Henry David Thoreau said of himself "I am a Schoolmaster – a Private Tutor, a Surveyor – a Gardener, a Farmer – a Painter, I mean a House Painter, a Carpenter, a Mason, a Day-Laborer, a Pencil-Maker, a Glass-paper Maker, a Writer, and sometimes a Poetaster (The Correspondence of Henry David Thoreau 186). His critics, his contemporaries then and now, casual readers or students of literature may classify Thoreau differently, among the champions of justice, individual rights, transcendentalist's, social reformers, and naturalists. Nevertheless, most notable is his place in history as an acclaimed writer. To analyze and better understand his prose, it is necessary to be acquainted with some key points in Thoreau's life and the political, social, economic, and environmental atmosphere of 19th century antebellum America.
America was in a period of major change in the eighteenth and nineteenth centuries. It was a notable period of expansion, change, and social, political, and economic inequities, with slavery at the forefront. Mechanization changed the nature of work and the role of labor. Transportation changed with the advent of the steam engine and transcontinental railway.

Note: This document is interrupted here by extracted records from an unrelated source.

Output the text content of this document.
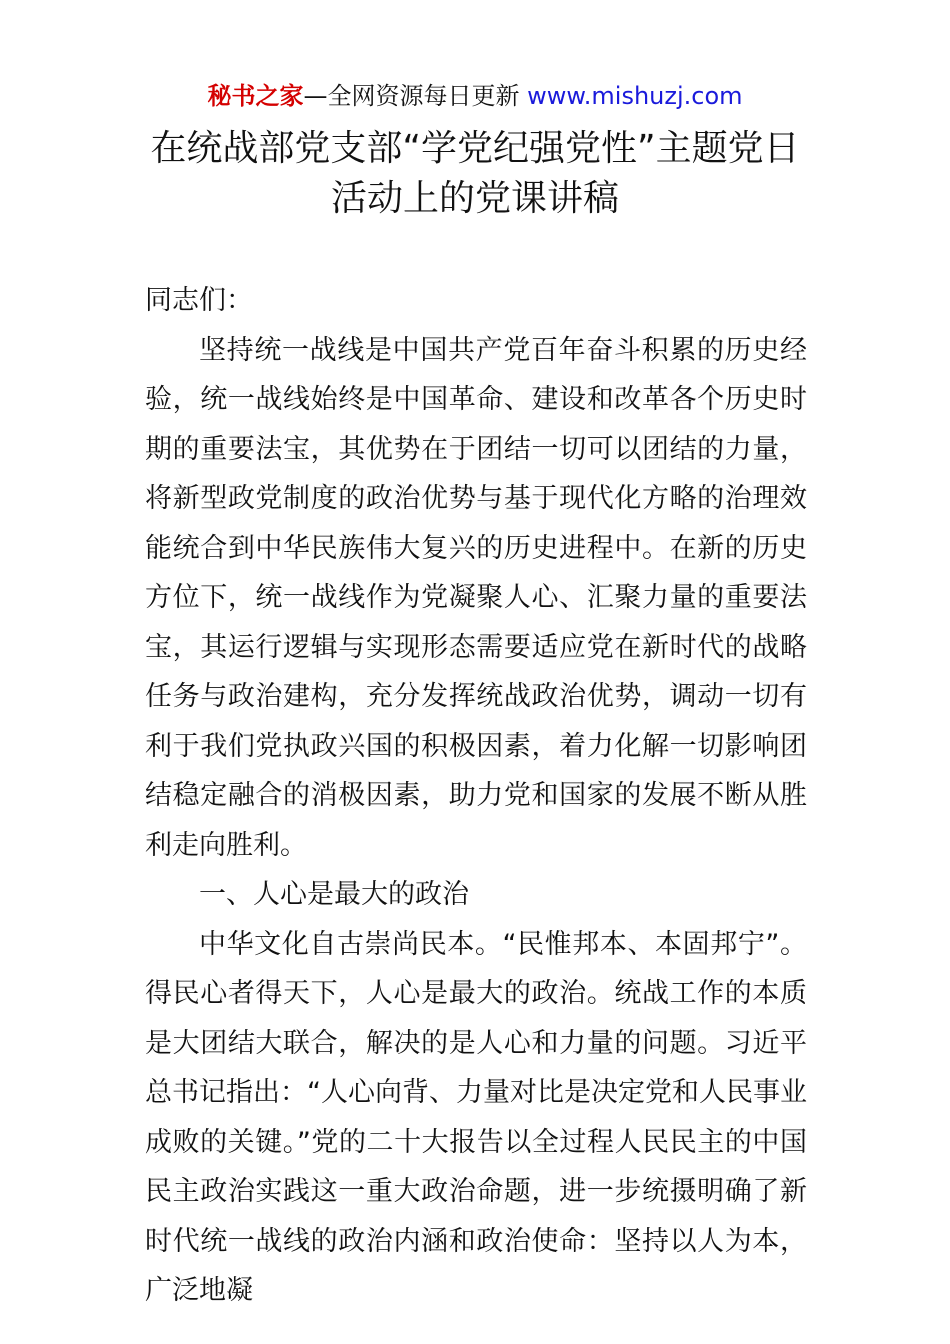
秘书之家—全网资源每日更新 www.mishuzj.com
在统战部党支部“学党纪强党性”主题党日活动上的党课讲稿

同志们：

坚持统一战线是中国共产党百年奋斗积累的历史经验，统一战线始终是中国革命、建设和改革各个历史时期的重要法宝，其优势在于团结一切可以团结的力量，将新型政党制度的政治优势与基于现代化方略的治理效能统合到中华民族伟大复兴的历史进程中。在新的历史方位下，统一战线作为党凝聚人心、汇聚力量的重要法宝，其运行逻辑与实现形态需要适应党在新时代的战略任务与政治建构，充分发挥统战政治优势，调动一切有利于我们党执政兴国的积极因素，着力化解一切影响团结稳定融合的消极因素，助力党和国家的发展不断从胜利走向胜利。

一、人心是最大的政治

中华文化自古崇尚民本。“民惟邦本、本固邦宁”。得民心者得天下，人心是最大的政治。统战工作的本质是大团结大联合，解决的是人心和力量的问题。习近平总书记指出：“人心向背、力量对比是决定党和人民事业成败的关键。”党的二十大报告以全过程人民民主的中国民主政治实践这一重大政治命题，进一步统摄明确了新时代统一战线的政治内涵和政治使命：坚持以人为本，广泛地凝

The population was growing and changing partly because of reform and revolution in Europe. "Manifest Destiny" accelerated westward migration as well as dissent within the American government and between itself and its citizens. There was increased industrialization and urbanization in the North causing economic hardship in agricultural areas of the country such as the South. The issue of slavery would divide the country and throw it into civil war. Thoreau would write in difficult times.
On 12 July 1817 in Concord, Massachusetts, John Thoreau and Cynthia Dunbar Thoreau, give birth to a baby boy they name David Henry Thoreau.